New York group calls for Washington to tweak transit formula
Congress should modify the funding formula in any further COVID-19 rescue package to direct more dollars to higher mass transit ridership systems, New York-based Regional Plan Association said.
"It is crucial that funding goes directly to the agencies instead of being combined with state funding," think tank RPA said in a commentary. "The needs, funding and operations of these agencies are distinct from state budgets, and must be treated that way by Congress."
Under the proposed $3 trillion Heroes Act, which U.S. House of Representatives Democrats released Tuesday, a new round of emergency transit relief would include nearly $16 billion for operating assistance grants to support the transit agencies that require significant additional assistance to maintain basic transit services.
Of these amounts, $11.75 billion would be distributed by formula and $4 billion would be available to any grantee or subrecipient by application to the transportation secretary.
Also on Tuesday, a coalition of mass transit agencies and labor leaders called for $33 billion worth of transit aid and termed existing federal formulas ineffective.
“The traditional formulas don’t work in general but they particularly don’t work during the pandemic. This is a shared view," said Patrick Foye, chairman of New York's Metropolitan Transportation Authority.
Transit agencies have struggled with a double whammy. Plummeting ridership amid stay-at-home and social-distancing mandates, and revenue losses from sharp drops in tax receipts.
"The industry is having a big discussion about making sure that any sort of future funding is really trying to deal with revenue loss, whether it’s sales tax, farebox or any sort of revenue source," said Jeffrey Parker, general manager of the Metropolitan Atlanta Regional Transportation Association.

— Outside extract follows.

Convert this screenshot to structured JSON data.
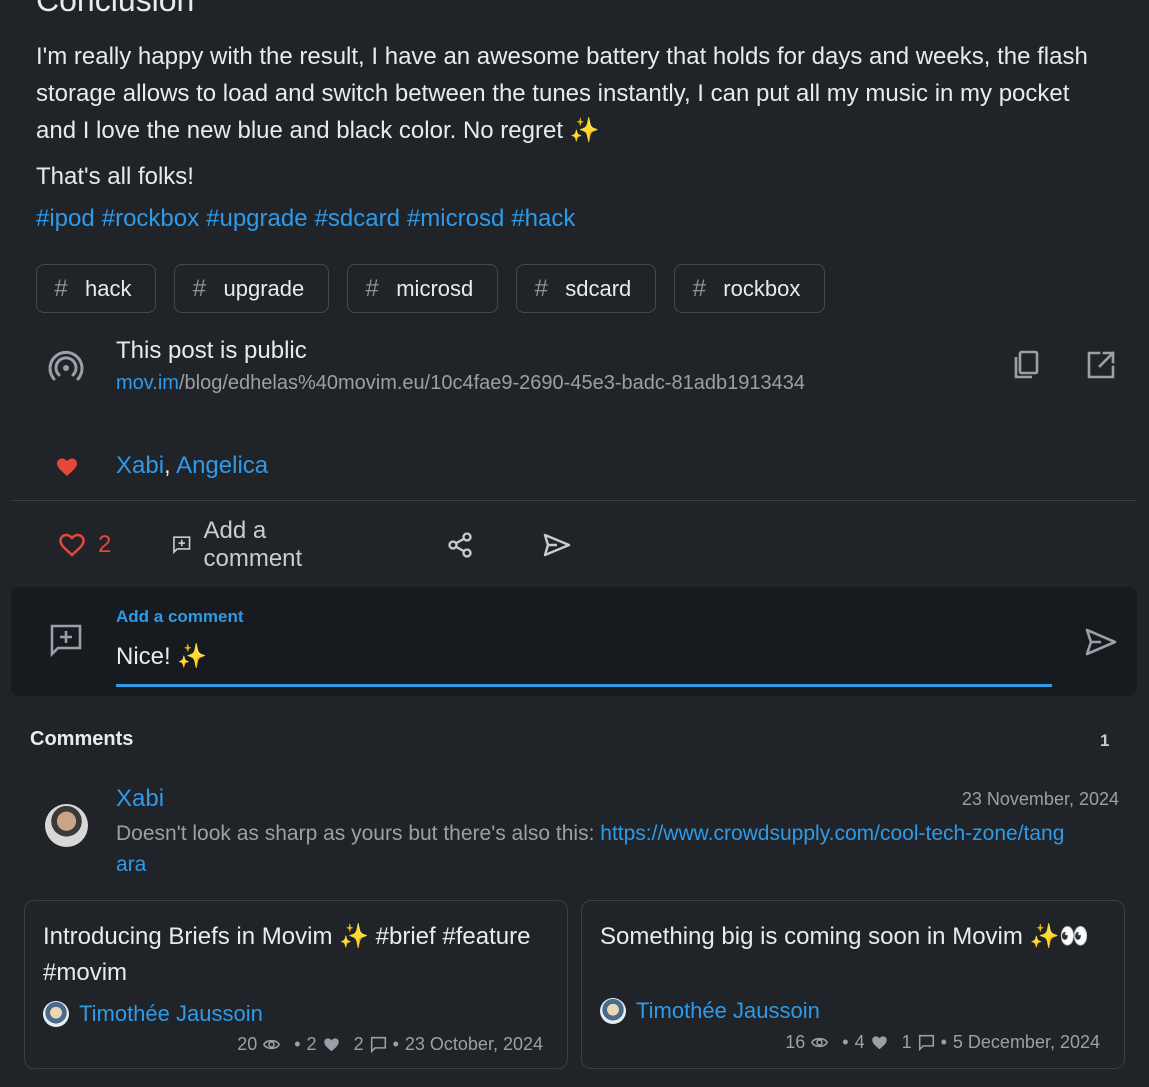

Also, said RPA, the U.S. Department of Transportation and Congress should pass congestion pricing for Manhattan's central business district, which New York State lawmakers approved as part of the fiscal 2020 budget. It has stalled, however, over environmental assessment procedures. MTA officials had expected the measure to provide $15 billion for its five-year capital program.
RPA, whose focus is on New York, New Jersey and Connecticut, ·said Congress should expand the Federal Reserve’s Municipal Liquidity Facility to cover large public authorities such as the MTA to increase their access to operating funds and help stabilize their bond ratings.
In the Northeast, multiple rating agencies have downgraded the MTA while the Port Authority of New York and New Jersey has received a negative outlook.
The MTA is carrying $45 billion of debt, including special credits. Debt service alone accounts for roughly 16% of the MTA’s annual operating budget over the past decade. It could rise to 20% by 2023.
Port Authority debt outstanding in 2018 amounted to $25.1 billion in bond and other asset financing obligations on which $859 million in net annual interest expense is due, according to RPA.
"Congress should work with New York and New Jersey to protect the agencies’ capital programs as a necessary tool for economic recovery, and encourage accelerated construction schedules to take advantage of decreased ridership, where appropriate," RPA said.
Rather than face the threat of reduction or cancellation, the capital plans for the MTA and the Port Authority, the Gateway tunnel project between Manhattan and New Jersey, and the yet-to-be-released capital plan for NJ Transit could all be major pieces of a national infrastructure stimulus package, RPA added.